In a separate memorandum, also dating from 1910, Crown Jeweller Garrard outlines what it has achieved with the setting of the Cullinan I and II diamonds, collectively known as The Stars of Africa. “Not only may the stones be worn with the Crown and Sceptre, but they may also form part of the Queen’s Jewels at State ceremonies,” it states. “When this lesser Star of Africa is in its place, King George’s Crown [the Imperial State Crown] will contain examples of all the methods of diamond cutting from the days of Charles II.”
Alongside this major overhaul of one of the key pieces of regalia in the coronation ritual, Garrard was also commissioned to create a brand-new consort crown for Queen Mary. While Queen Camilla will be wearing an existing crown for the 2023 coronation – the very crown made by Garrard for Queen Mary – her choice breaks with royal protocol because tradition dictates that each new Queen Consort has a consort crown made for them.

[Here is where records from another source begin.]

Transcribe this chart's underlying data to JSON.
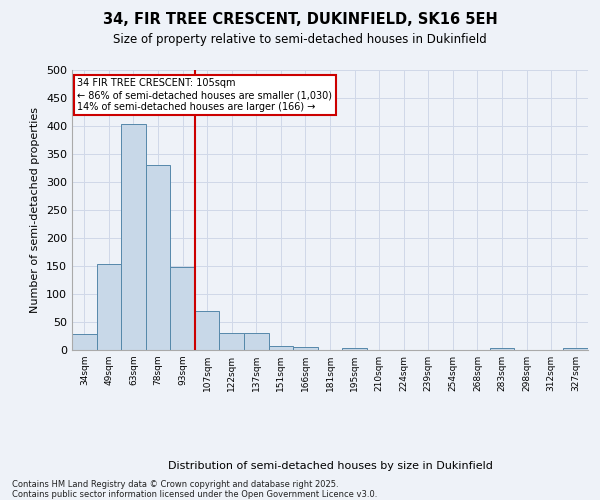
{
  "title1": "34, FIR TREE CRESCENT, DUKINFIELD, SK16 5EH",
  "title2": "Size of property relative to semi-detached houses in Dukinfield",
  "xlabel": "Distribution of semi-detached houses by size in Dukinfield",
  "ylabel": "Number of semi-detached properties",
  "footnote": "Contains HM Land Registry data © Crown copyright and database right 2025.\nContains public sector information licensed under the Open Government Licence v3.0.",
  "bin_labels": [
    "34sqm",
    "49sqm",
    "63sqm",
    "78sqm",
    "93sqm",
    "107sqm",
    "122sqm",
    "137sqm",
    "151sqm",
    "166sqm",
    "181sqm",
    "195sqm",
    "210sqm",
    "224sqm",
    "239sqm",
    "254sqm",
    "268sqm",
    "283sqm",
    "298sqm",
    "312sqm",
    "327sqm"
  ],
  "bar_heights": [
    28,
    153,
    404,
    330,
    148,
    70,
    31,
    30,
    8,
    6,
    0,
    3,
    0,
    0,
    0,
    0,
    0,
    3,
    0,
    0,
    3
  ],
  "bar_color": "#c8d8e8",
  "bar_edge_color": "#5588aa",
  "grid_color": "#d0d8e8",
  "vline_x": 5,
  "vline_color": "#cc0000",
  "annotation_text": "34 FIR TREE CRESCENT: 105sqm\n← 86% of semi-detached houses are smaller (1,030)\n14% of semi-detached houses are larger (166) →",
  "annotation_box_edge": "#cc0000",
  "ylim": [
    0,
    500
  ],
  "yticks": [
    0,
    50,
    100,
    150,
    200,
    250,
    300,
    350,
    400,
    450,
    500
  ],
  "background_color": "#eef2f8"
}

Garrard crafted its first Consort Crown in 1901 for the coronation of King Edward VII and Queen Alexandra. Taken apart in 1910 to make the new crown for Queen Mary, the design was inspired by Queen Alexandra’s Crown, with similarly elegant arches that could be removed to form a regal circlet. When it was finished, The Daily Telegraph described it saying, “It has no jewels but diamonds, and the diamonds cluster together as if they had no support but their own light.”
Personally commissioned by Mary, the Queen requested that two other impressive stones cut from the Cullinan Diamond, numbered III and IV, be set into her consort crown in removable mounts so that they could be worn after the coronation as a brooch. The late Queen Elizabeth II, who inherited the diamonds from Mary, was very fond of this particular brooch, affectionately referring to them as “Granny’s Chips”.

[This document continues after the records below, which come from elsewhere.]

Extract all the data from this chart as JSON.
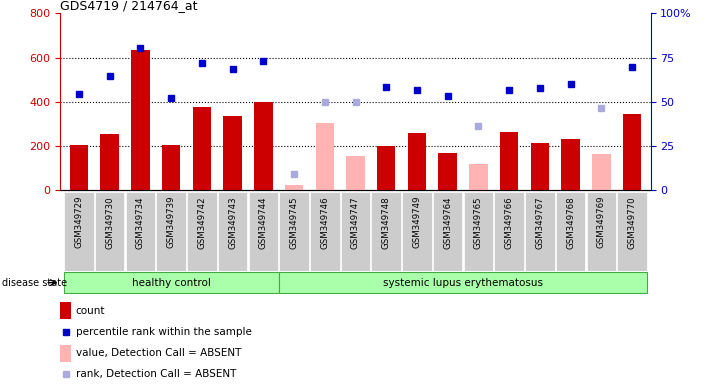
{
  "title": "GDS4719 / 214764_at",
  "samples": [
    "GSM349729",
    "GSM349730",
    "GSM349734",
    "GSM349739",
    "GSM349742",
    "GSM349743",
    "GSM349744",
    "GSM349745",
    "GSM349746",
    "GSM349747",
    "GSM349748",
    "GSM349749",
    "GSM349764",
    "GSM349765",
    "GSM349766",
    "GSM349767",
    "GSM349768",
    "GSM349769",
    "GSM349770"
  ],
  "hc_count": 7,
  "count": [
    205,
    255,
    635,
    205,
    378,
    335,
    400,
    null,
    null,
    null,
    200,
    260,
    170,
    null,
    265,
    215,
    230,
    null,
    345
  ],
  "count_absent": [
    null,
    null,
    null,
    null,
    null,
    null,
    null,
    25,
    305,
    155,
    null,
    null,
    null,
    120,
    null,
    null,
    null,
    165,
    null
  ],
  "percentile_left": [
    435,
    515,
    643,
    415,
    575,
    550,
    585,
    null,
    null,
    null,
    465,
    455,
    428,
    null,
    455,
    462,
    480,
    null,
    558
  ],
  "percentile_absent_left": [
    null,
    null,
    null,
    null,
    null,
    null,
    null,
    75,
    400,
    400,
    null,
    null,
    null,
    290,
    null,
    null,
    null,
    370,
    null
  ],
  "bar_color_present": "#cc0000",
  "bar_color_absent": "#ffb3b3",
  "dot_color_present": "#0000cc",
  "dot_color_absent": "#aaaadd",
  "left_ylim": [
    0,
    800
  ],
  "right_ylim": [
    0,
    100
  ],
  "left_yticks": [
    0,
    200,
    400,
    600,
    800
  ],
  "right_yticks": [
    0,
    25,
    50,
    75,
    100
  ],
  "right_yticklabels": [
    "0",
    "25",
    "50",
    "75",
    "100%"
  ],
  "hlines": [
    200,
    400,
    600
  ],
  "group_label_hc": "healthy control",
  "group_label_sle": "systemic lupus erythematosus",
  "group_color": "#aaffaa",
  "group_border": "#44aa44",
  "legend_items": [
    {
      "color": "#cc0000",
      "type": "rect",
      "label": "count"
    },
    {
      "color": "#0000cc",
      "type": "square",
      "label": "percentile rank within the sample"
    },
    {
      "color": "#ffb3b3",
      "type": "rect",
      "label": "value, Detection Call = ABSENT"
    },
    {
      "color": "#aaaadd",
      "type": "square",
      "label": "rank, Detection Call = ABSENT"
    }
  ],
  "xtick_bg": "#cccccc",
  "plot_bg": "#ffffff",
  "disease_state_label": "disease state"
}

Following the completion of the alterations to the Imperial State Crown and the making of Queen Mary’s Crown, Garrard did something that would be inconceivable today: organised an exhibition of the jewels for VIP clients at its headquarters on Albemarle Street. Garrard noted in its coronation memorandum: “With the special consent of the King and by permission of the Lord Chamberlain, Messrs. Garrard displayed on the first floor of their Premises at 24 Albemarle Street, the Imperial State Crown and the Queen’s Crown.” The exhibition would be repeated in 1937 for the coronation of George VI and Queen Elizabeth The Queen Mother, when Garrard made a new Imperial State Crown to replace the one worn by George V, which had been in frequent use by consecutive kings and queens for close to a century.
The role of Crown Jeweller may involve a huge amount of responsibility, yet it also comes with a great deal of joy, particularly on the eve of a coronation. A rare opportunity to appreciate these historic creations of incalculable value serving the purpose for which they were designed, we couldn’t be prouder of Garrard’s contribution.